Needle: a 26M model that beats 270M on tool calls

Needle is a 26-million-parameter model built specifically for function calling. On single-shot function call benchmarks, it outperforms FunctionGemma-270M, Qwen-0.6B, Granite-350M, and LFM2.5-350M — models between three and ten times its size. Cactus Compute published the model and the paper last week; the GitHub repository has 649 points on Hacker News.

The small function calling model space has been moving fast, but Needle sits at an extreme end of the size-to-performance ratio that is worth understanding.

Architecture

The model has 26M parameters across a 12-layer encoder and an 8-layer decoder. The encoder has no feed-forward networks — just attention. The decoder uses 8 heads with 4 key-value heads and a 512 hidden dimension. Vocabulary is 8,192 BPE tokens.

That vocabulary size is narrow by design. Needle is not trying to model natural language breadth. It is trying to recognize function schemas, match arguments to parameters, and emit correctly structured calls — tasks where a small, focused vocabulary is an advantage rather than a limitation.

Training

Pretraining ran on 16 TPU v6e chips for 27 hours over 200 billion tokens. Post-training on 2 billion function-call-specific tokens took 45 minutes. The model was distilled from Gemini 3.1.

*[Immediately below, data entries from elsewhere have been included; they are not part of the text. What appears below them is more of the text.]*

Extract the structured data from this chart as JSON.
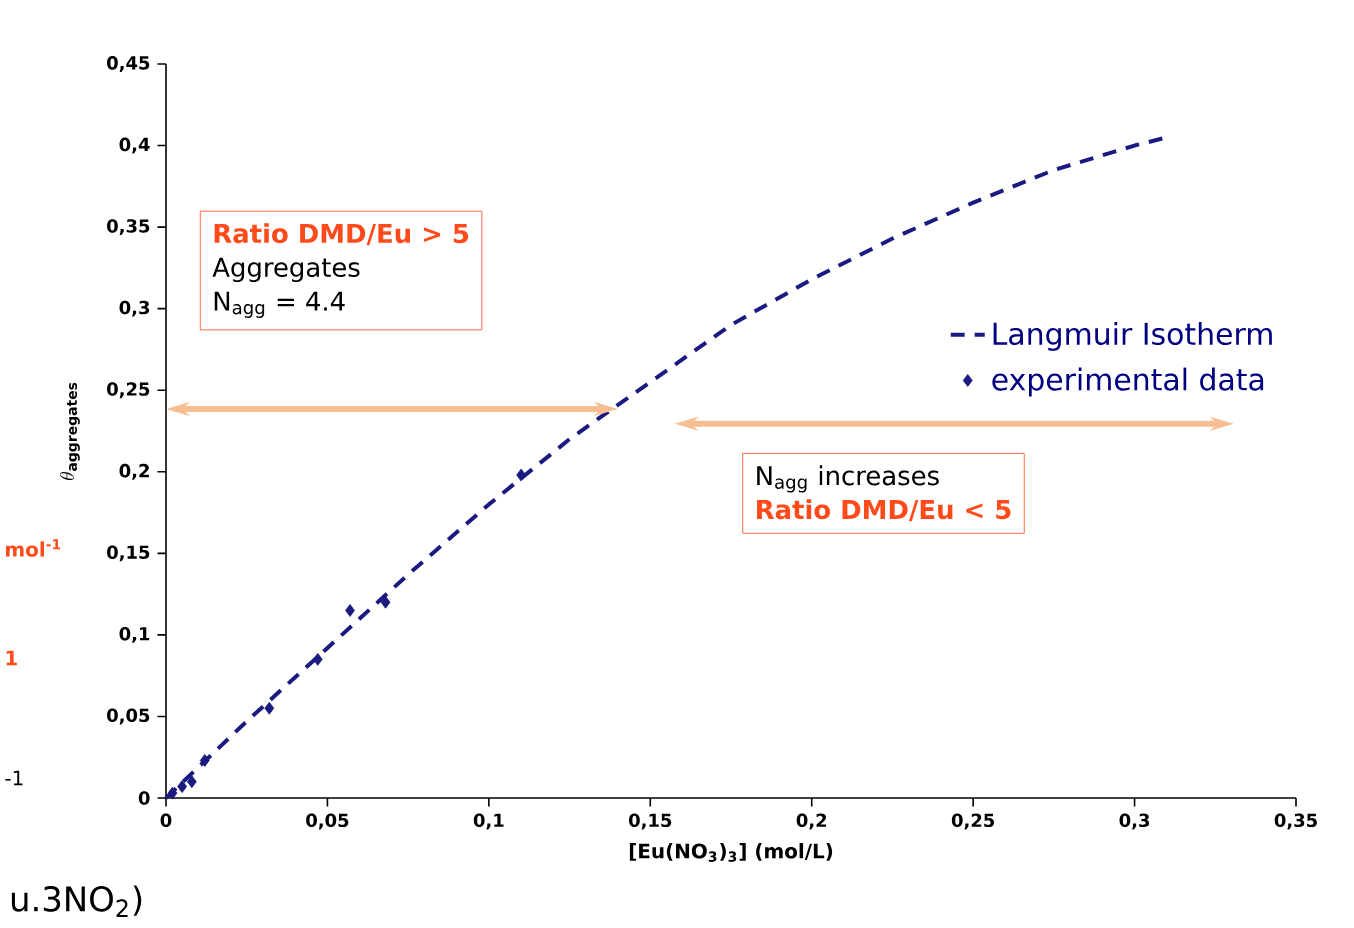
{
  "chart_data": {
    "type": "scatter",
    "xlabel": "[Eu(NO$_{3}$)$_{3}$] (mol/L)",
    "ylabel": "\\theta_{\\mathbf{aggregates}}",
    "xlim": [
      0,
      0.35
    ],
    "ylim": [
      0,
      0.45
    ],
    "xticks": [
      0,
      {
        "value": 0.05,
        "label": "0,05"
      },
      {
        "value": 0.1,
        "label": "0,1"
      },
      {
        "value": 0.15,
        "label": "0,15"
      },
      {
        "value": 0.2,
        "label": "0,2"
      },
      {
        "value": 0.25,
        "label": "0,25"
      },
      {
        "value": 0.3,
        "label": "0,3"
      },
      {
        "value": 0.35,
        "label": "0,35"
      }
    ],
    "yticks": [
      0,
      {
        "value": 0.05,
        "label": "0,05"
      },
      {
        "value": 0.1,
        "label": "0,1"
      },
      {
        "value": 0.15,
        "label": "0,15"
      },
      {
        "value": 0.2,
        "label": "0,2"
      },
      {
        "value": 0.25,
        "label": "0,25"
      },
      {
        "value": 0.3,
        "label": "0,3"
      },
      {
        "value": 0.35,
        "label": "0,35"
      },
      {
        "value": 0.4,
        "label": "0,4"
      },
      {
        "value": 0.45,
        "label": "0,45"
      }
    ],
    "legend": "right",
    "series": [
      {
        "name": "Langmuir Isotherm",
        "type": "line",
        "line_style": "dashed",
        "marker": "none",
        "color": "#1a1a80",
        "x": [
          0,
          0.025,
          0.05,
          0.075,
          0.1,
          0.125,
          0.15,
          0.175,
          0.2,
          0.225,
          0.25,
          0.275,
          0.3,
          0.31
        ],
        "values": [
          0,
          0.047,
          0.092,
          0.137,
          0.18,
          0.22,
          0.255,
          0.29,
          0.318,
          0.343,
          0.365,
          0.385,
          0.4,
          0.405
        ]
      },
      {
        "name": "experimental data",
        "marker": "diamond",
        "color": "#1a1a80",
        "x": [
          0.002,
          0.005,
          0.008,
          0.012,
          0.032,
          0.047,
          0.057,
          0.068,
          0.11
        ],
        "values": [
          0.003,
          0.007,
          0.01,
          0.023,
          0.055,
          0.085,
          0.115,
          0.12,
          0.198
        ]
      }
    ],
    "annotations": [
      "Ratio DMD/Eu > 5",
      "Aggregates",
      "N$_{agg}$ = 4.4",
      "N$_{agg}$ increases",
      "Ratio DMD/Eu < 5",
      "mol$^{-1}$",
      "1",
      "-1",
      "u.3NO$_{2}$)"
    ]
  }
}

Inference speed on Cactus's own hardware: 6,000 tokens per second prefill, 1,200 tokens per second decode.

What this is and is not

Needle is a routing and dispatch model, not a reasoning model. It handles the structured part of an agentic pipeline — receiving a task, selecting the right tool, and formatting the call correctly — but it does not generate reasoning, handle ambiguous instructions, or maintain conversation context.

The benchmarks are single-shot function calling: given a schema and a task, produce the correct function call in one pass. That is a specific and real capability. It is also a narrow one. In conversational settings where tool selection depends on context accumulated across multiple turns, the benchmark advantage shrinks.

The practical use case is cost-sensitive pipelines where function dispatch is the bottleneck. If you are paying for GPT-4o or Claude Sonnet API calls and a significant fraction of those calls are just resolving which tool to call with which arguments, replacing that step with a 26M local model is a meaningful cost reduction. The large model handles reasoning and response; Needle handles dispatch.

Running it

The model runs locally. At 26M parameters it fits in CPU RAM without hardware acceleration. Cactus provides inference endpoints and the model weights are available through the repository.

pip install cactus-needle

The repository includes example code for Playwright-style function schemas and a comparison table against the benchmark models. The documentation is clear about what the model is not — the note that "larger models excel in conversational settings" is in the README, not buried in a paper appendix.

The source is at github.com/cactus-compute/needle.